The title is a complete sentence stating the conclusion — not a topic label. The body contains one chart or framework as evidence. The design is minimal (no animations, no decoration). Reading only the titles tells the full story.
What font and colors does McKinsey use?
Typically Arial or Helvetica, with navy blue (#003366) for headers, white backgrounds, and one accent color (teal, dark red, or gold). Body text in 10–12 pt, titles in 14–16 pt. No decorative fonts or gradients.
What is an action title?
An action title is a full sentence that states the slide's key takeaway. Instead of "Q3 Sales," you write "Q3 sales exceeded target by 12%, driven by enterprise deals." The audience gets the point immediately.
Where can I find a McKinsey PowerPoint template?

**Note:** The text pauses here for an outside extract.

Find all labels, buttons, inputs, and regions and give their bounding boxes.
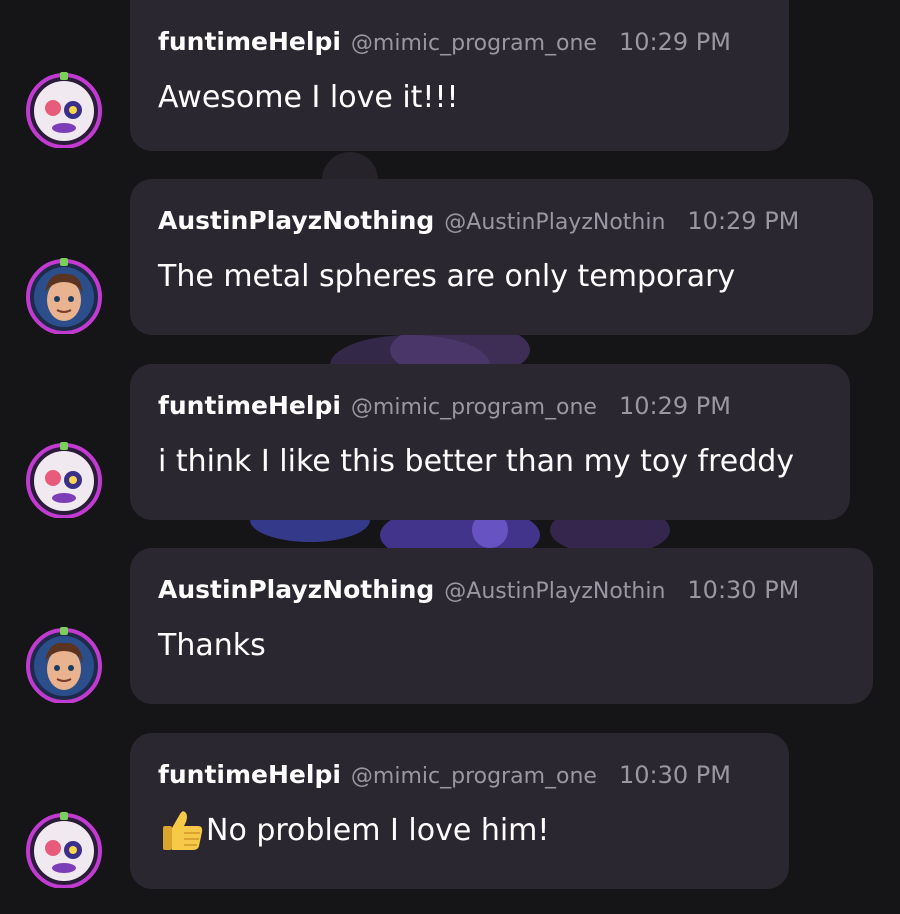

McKinsey doesn't publish official templates publicly. But you can build one easily: white slide, navy title bar at top, Arial font, source line at bottom. SlideModel and SlideBazaar offer consulting-style templates. Or use Gamma.com.ai to generate a clean, structured deck automatically.
What is the Pyramid Principle?
Developed by Barbara Minto at McKinsey, it's a communication framework: start with the answer/recommendation, then support it with key arguments, each backed by evidence. It's the opposite of building to a conclusion — you lead with the conclusion.